Bless us!—what noble work we should make!——how should I tickle it off!10——and what spirits should I find myself in, to be writing away for such readers!—and you,—just heaven!——with what raptures would you sit and read,——but oh!——’tis too much,——I am sick,——I faint away deliciously at the thoughts of it!——’tis more than nature can bear!——lay hold of me,—I am giddy,—I am stone blind,——I’m dying,——I am gone.——Help! Help! Help!—But hold,—I grow something better again, for I am beginning to foresee, when this is over, that as we shall all of us continue to be great wits,—we should never agree amongst ourselves, one day to an end:——there would be so much satire and sarcasm,——scoffing and flouting, with raillying and reparteeing of it,——thrusting and parrying in one corner or another,——there would be nothing but mischief amongst us.—Chaste stars!11 What biting and scratching, and what a racket and a clatter we should make, what with breaking of heads, and rapping of knuckles, and hitting of sore places,——there would be no such thing as living for us.

But then again, as we should all of us be men of great judgment, we should make up matters as fast as ever they went wrong; and though we should abominate each other, ten times worse than so many devils or devilesses, we should nevertheless, my dear creatures, be all courtesy and kindness,——milk and honey,——’twould be a second land of promise,12——a paradise upon earth, if there was such a thing to be had,—so that upon the whole we should have done well enough.

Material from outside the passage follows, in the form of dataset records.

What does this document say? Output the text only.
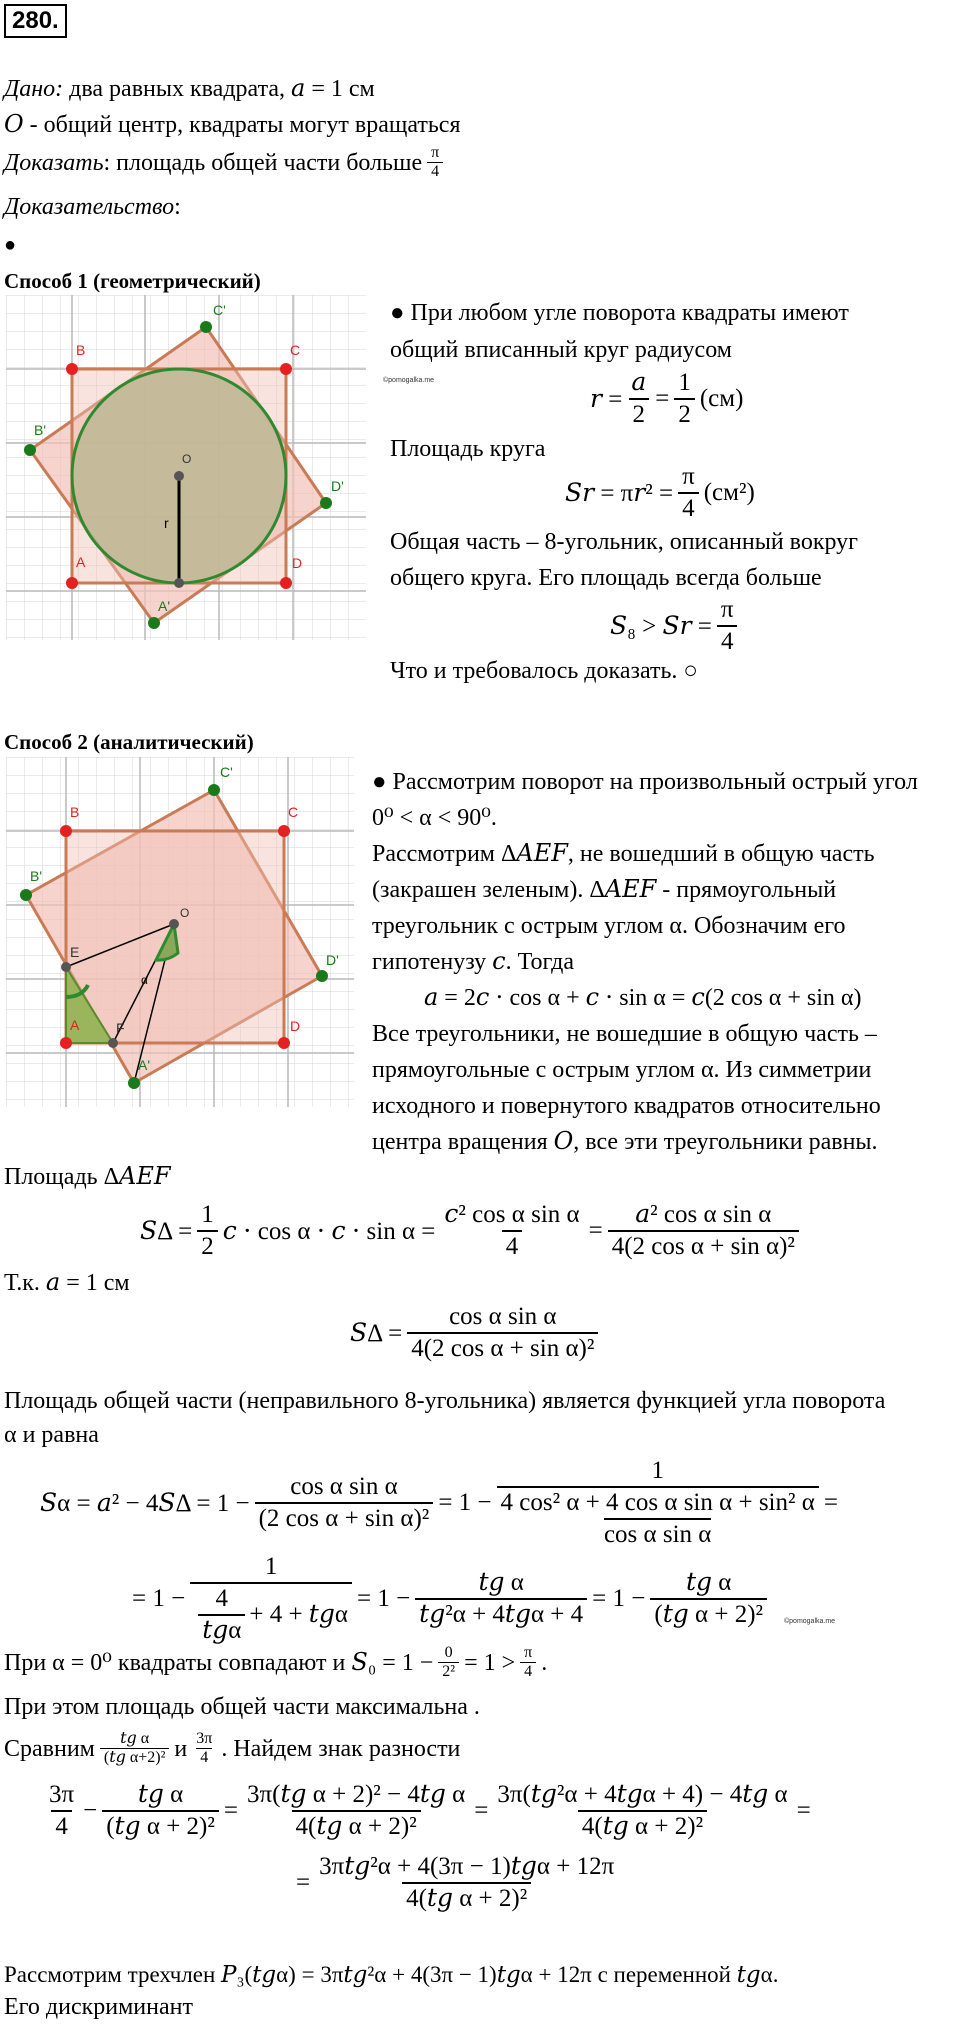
280.
Дано: два равных квадрата, 𝑎 = 1 см
𝑂 - общий центр, квадраты могут вращаться
Доказать : площадь общей части больше $\frac{\pi}{4}$
Доказательство:
●
Способ 1 (геометрический)
B	C
C'
B'
O
D'
r
A	D
A'
● При любом угле поворота квадраты имеют
общий вписанный круг радиусом
©pomogalka.me
𝑟 = $\frac{\text{𝑎}}{2} = \frac{1}{2} (см)$
Площадь круга
𝑆𝑟 = π𝑟² = $\frac{\pi}{4} (см^2)$
Общая часть – 8-угольник, описанный вокруг
общего круга. Его площадь всегда больше
𝑆₈ > 𝑆𝑟 = $\frac{\pi}{4}$
Что и требовалось доказать. ○
Способ 2 (аналитический)
B	C
C'
B'
O
E
α
D'
A	F	D
A'
● Рассмотрим поворот на произвольный острый угол
0⁰ < α < 90⁰.
Рассмотрим Δ𝐴𝐸𝐹, не вошедший в общую часть
(закрашен зеленым). Δ𝐴𝐸𝐹 - прямоугольный
треугольник с острым углом α. Обозначим его
гипотенузу 𝑐. Тогда
𝑎 = 2𝑐 ⋅ cos α + 𝑐 ⋅ sin α = 𝑐(2 cos α + sin α)
Все треугольники, не вошедшие в общую часть –
прямоугольные с острым углом α. Из симметрии
исходного и повернутого квадратов относительно
центра вращения 𝑂, все эти треугольники равны.
Площадь Δ𝐴𝐸𝐹
𝑆Δ = $\frac{1}{2}$ 𝑐 ⋅ cos α ⋅ 𝑐 ⋅ $\sin \alpha = \frac{\text{𝑐² cos α sin α}}{4} = \frac{\text{𝑎² cos α sin α}}{\text{4(2 cos α + sin α)²}}$
Т.к. 𝑎 = 1 см
𝑆Δ = $\frac{\text{cos α sin α}}{\text{4(2 cos α + sin α)²}}$
Площадь общей части (неправильного 8-угольника) является функцией угла поворота
α и равна
𝑆α = 𝑎² − 4𝑆Δ = $1 - \frac{\text{cos α sin α}}{\text{(2 cos α + sin α)²}} = 1 - \frac{1}{\frac{\text{4 cos² α + 4 cos α sin α + sin² α}}{\text{cos α sin α}}}$ =
= $1 - \frac{1}{\frac{4}{\text{𝑡𝑔α}} + 4 + 𝑡𝑔\alpha} = 1 - \frac{\text{𝑡𝑔 α}}{\text{𝑡𝑔²α + 4𝑡𝑔α + 4}} = 1 - \frac{\text{𝑡𝑔 α}}{\text{(𝑡𝑔 α + 2)²}}$ ©pomogalka.me
При α = 0⁰ квадраты совпадают и 𝑆₀ = $1 - \frac{0}{\text{2²}} = 1 > \frac{\pi}{4}$ .
При этом площадь общей части максимальна .
Сравним $\frac{\text{𝑡𝑔 α}}{\text{(𝑡𝑔 α+2)²}}$ и $\frac{3\pi}{4}$ . Найдем знак разности
$\frac{3\pi}{4} - \frac{\text{𝑡𝑔 α}}{\text{(𝑡𝑔 α + 2)²}} = \frac{\text{3π(𝑡𝑔 α + 2)² − 4𝑡𝑔 α}}{\text{4(𝑡𝑔 α + 2)²}} = \frac{\text{3π(𝑡𝑔²α + 4𝑡𝑔α + 4) − 4𝑡𝑔 α}}{\text{4(𝑡𝑔 α + 2)²}}$ =
= $\frac{\text{3π𝑡𝑔²α + 4(3π − 1)𝑡𝑔α + 12π}}{\text{4(𝑡𝑔 α + 2)²}}$
Рассмотрим трехчлен 𝑃₃(𝑡𝑔α) = 3π𝑡𝑔²α + 4(3π − 1)𝑡𝑔α + 12π с переменной 𝑡𝑔α.
Его дискриминант
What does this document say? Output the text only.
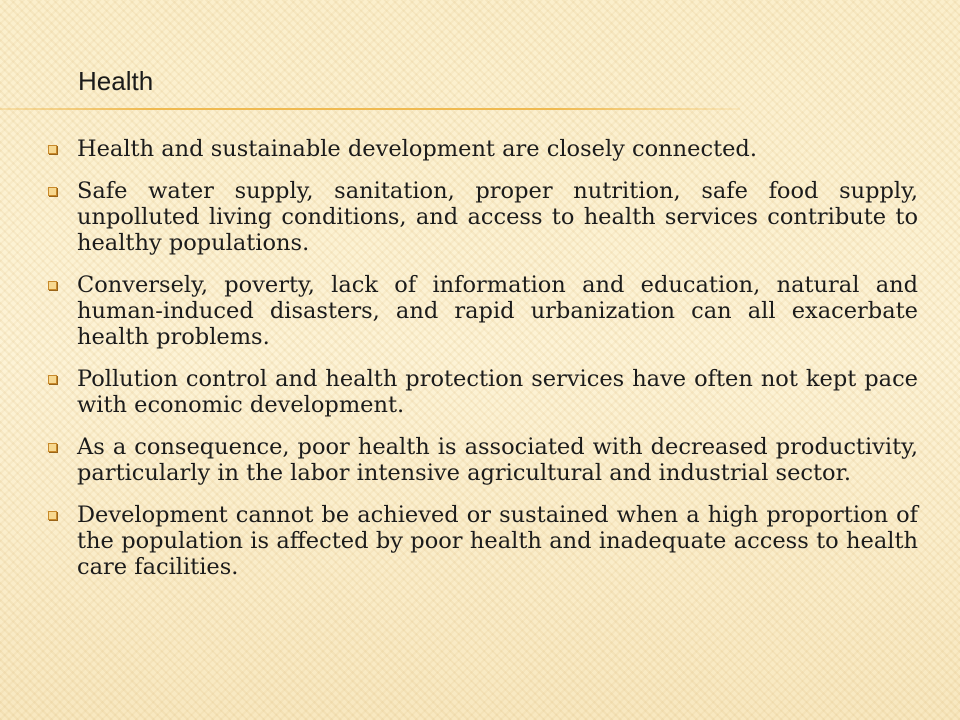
Health
Health and sustainable development are closely connected.
Safe water supply, sanitation, proper nutrition, safe food supply, unpolluted living conditions, and access to health services contribute to healthy populations.
Conversely, poverty, lack of information and education, natural and human-induced disasters, and rapid urbanization can all exacerbate health problems.
Pollution control and health protection services have often not kept pace with economic development.
As a consequence, poor health is associated with decreased productivity, particularly in the labor intensive agricultural and industrial sector.
Development cannot be achieved or sustained when a high proportion of the population is affected by poor health and inadequate access to health care facilities.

All I fret and fume at, and what most distresses my invention at present, is how to bring the point itself to bear; for as your worships well know, that of these heavenly emanations of wit and judgment, which I have so bountifully wished both for your worships and myself,—there is but a certain quantum stored up for us all, for the use and behoof of the whole race of mankind; and such small modicums of ’em are only sent forth into this wide world, circulating here and there in one by corner or another,—and in such narrow streams, and at such prodigious intervals from each other, that one would wonder how it holds out, or could be sufficient for the wants and emergencies of so many great states, and populous empires.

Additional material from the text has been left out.